HPD and union reach deal on new work shift
Honolulu police officers will work more days a week but have shorter shifts under a new contract designed to keep officers alert and give them enough days off to work second jobs.
Here is a comparison of the current police work schedule and the proposed one:
Week 1: Three 12-hour days, four days off
Week 2: Three 12-hour days, four days off
Week 3: Four 12-hour days, three days off
Total: 120 hours, or 40 hours every week
Police Chief Boisse Correa's proposed schedule:
Week 1: Five eight-hour shifts
Week 2: Five eight-hour shifts
Total: 80 hours, or 40 hours every week
Week 1: Four nine-hour shifts and one eight-hour shift, two days off
Week 2: Four nine-hour shifts, three days off
Total: 80 hours
When the new schedule kicks in Aug. 13, officers will basically work nine-hour shifts instead of the current 12-hour shifts, said Detective Alex Garcia, chairman of the Honolulu chapter of the State of Hawaii Organization of Police Officers.
Currently, in a three-week schedule, officers work three days of 12-hour shifts and have four days off in weeks one and two; and they work four 12-hour shifts with three days off in week three.
The schedule is popular with many officers, but Police Chief Boisse Correa wanted to switch to a five-day, eight-hour schedule by late June or early July, partly because of concerns that the current schedule left officers too tired.
Negotiations for a new schedule between the police union and the Honolulu Police Department began in January.
The new deal employs a two-week schedule with officers working four nine-hour shifts and one eight-hour shift with two days off in the first week, and four nine-hour shifts with three days off in the second week, according to Garcia.
The three-day schedule for HPD officers started in 1997 as a pilot project and went islandwide in 2000. Union officials have been backing the schedule, saying it allows officers to work second jobs to make up for low pay.
Garcia, calling the agreement "satisfactory," noted that the department's original proposal also would have rotated officers' shifts every six to eight weeks, making it even harder for them to hold jobs elsewhere, attend school or spend time with family.
"We kind of met each other halfway," Garcia said of the agreement. "It satisfied the officers' need to have a permanent schedule, to be able to plan their lives."
The schedule was finalized a few days ago, Garcia said, and SHOPO members were told about its details yesterday afternoon.
Correa could not be reached for comment.
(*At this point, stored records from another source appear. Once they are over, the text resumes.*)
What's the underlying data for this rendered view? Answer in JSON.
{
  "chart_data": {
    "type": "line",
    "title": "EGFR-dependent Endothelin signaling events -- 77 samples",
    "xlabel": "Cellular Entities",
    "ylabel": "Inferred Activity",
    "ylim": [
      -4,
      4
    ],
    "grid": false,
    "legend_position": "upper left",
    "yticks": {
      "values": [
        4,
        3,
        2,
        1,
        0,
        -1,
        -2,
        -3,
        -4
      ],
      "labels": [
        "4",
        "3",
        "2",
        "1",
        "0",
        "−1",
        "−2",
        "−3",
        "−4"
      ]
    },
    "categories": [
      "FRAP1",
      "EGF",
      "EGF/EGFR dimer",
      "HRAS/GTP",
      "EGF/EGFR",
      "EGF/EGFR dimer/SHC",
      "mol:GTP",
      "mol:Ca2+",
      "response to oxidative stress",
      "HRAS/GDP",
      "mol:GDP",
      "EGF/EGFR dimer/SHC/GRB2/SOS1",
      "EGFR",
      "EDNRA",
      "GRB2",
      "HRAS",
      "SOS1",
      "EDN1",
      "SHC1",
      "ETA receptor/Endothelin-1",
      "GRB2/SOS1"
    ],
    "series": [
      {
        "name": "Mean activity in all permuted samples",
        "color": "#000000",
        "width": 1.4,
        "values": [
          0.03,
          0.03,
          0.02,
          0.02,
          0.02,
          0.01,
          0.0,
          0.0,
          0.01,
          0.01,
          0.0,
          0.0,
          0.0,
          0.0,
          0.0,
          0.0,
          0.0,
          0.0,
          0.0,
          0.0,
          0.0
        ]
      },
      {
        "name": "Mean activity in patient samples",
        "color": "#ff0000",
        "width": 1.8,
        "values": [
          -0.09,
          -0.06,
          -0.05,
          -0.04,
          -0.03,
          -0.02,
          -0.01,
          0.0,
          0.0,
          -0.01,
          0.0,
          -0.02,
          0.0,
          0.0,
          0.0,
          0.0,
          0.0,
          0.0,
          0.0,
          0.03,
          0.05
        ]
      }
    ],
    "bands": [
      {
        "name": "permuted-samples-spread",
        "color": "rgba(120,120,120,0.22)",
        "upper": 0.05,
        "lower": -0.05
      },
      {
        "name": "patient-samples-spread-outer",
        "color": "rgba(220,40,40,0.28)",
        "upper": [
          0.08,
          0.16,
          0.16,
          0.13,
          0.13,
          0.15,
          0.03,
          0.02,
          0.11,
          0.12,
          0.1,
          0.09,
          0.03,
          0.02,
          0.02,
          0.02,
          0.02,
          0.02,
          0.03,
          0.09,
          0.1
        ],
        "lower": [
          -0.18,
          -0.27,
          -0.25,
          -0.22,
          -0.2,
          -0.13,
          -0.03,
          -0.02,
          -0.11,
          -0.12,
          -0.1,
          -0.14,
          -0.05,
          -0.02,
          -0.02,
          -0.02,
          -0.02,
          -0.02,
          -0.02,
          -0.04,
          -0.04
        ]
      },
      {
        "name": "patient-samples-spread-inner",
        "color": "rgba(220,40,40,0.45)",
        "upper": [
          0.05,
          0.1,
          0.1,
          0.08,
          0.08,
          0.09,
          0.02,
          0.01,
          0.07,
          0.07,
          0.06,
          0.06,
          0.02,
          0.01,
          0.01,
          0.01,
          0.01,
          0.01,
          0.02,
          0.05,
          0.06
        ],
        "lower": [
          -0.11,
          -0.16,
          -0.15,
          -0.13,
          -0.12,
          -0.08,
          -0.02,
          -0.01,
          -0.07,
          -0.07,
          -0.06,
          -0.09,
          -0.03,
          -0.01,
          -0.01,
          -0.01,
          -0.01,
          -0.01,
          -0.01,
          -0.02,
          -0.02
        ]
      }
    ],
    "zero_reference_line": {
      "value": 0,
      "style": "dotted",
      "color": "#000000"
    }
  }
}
In a statement he said, "We did our best to consider suggestions and concerns of our officers and the safety of the public and our employees."
Starting pay for Honolulu officers is $37,500. After four years they receive $42,240. The current contract expires in 2007.
The agreement will not affect officers' salaries, said HPD spokeswoman Michelle Yu. She could not immediately say how many officers would be affected by the new schedule, but that it would include all patrol officers and a few others.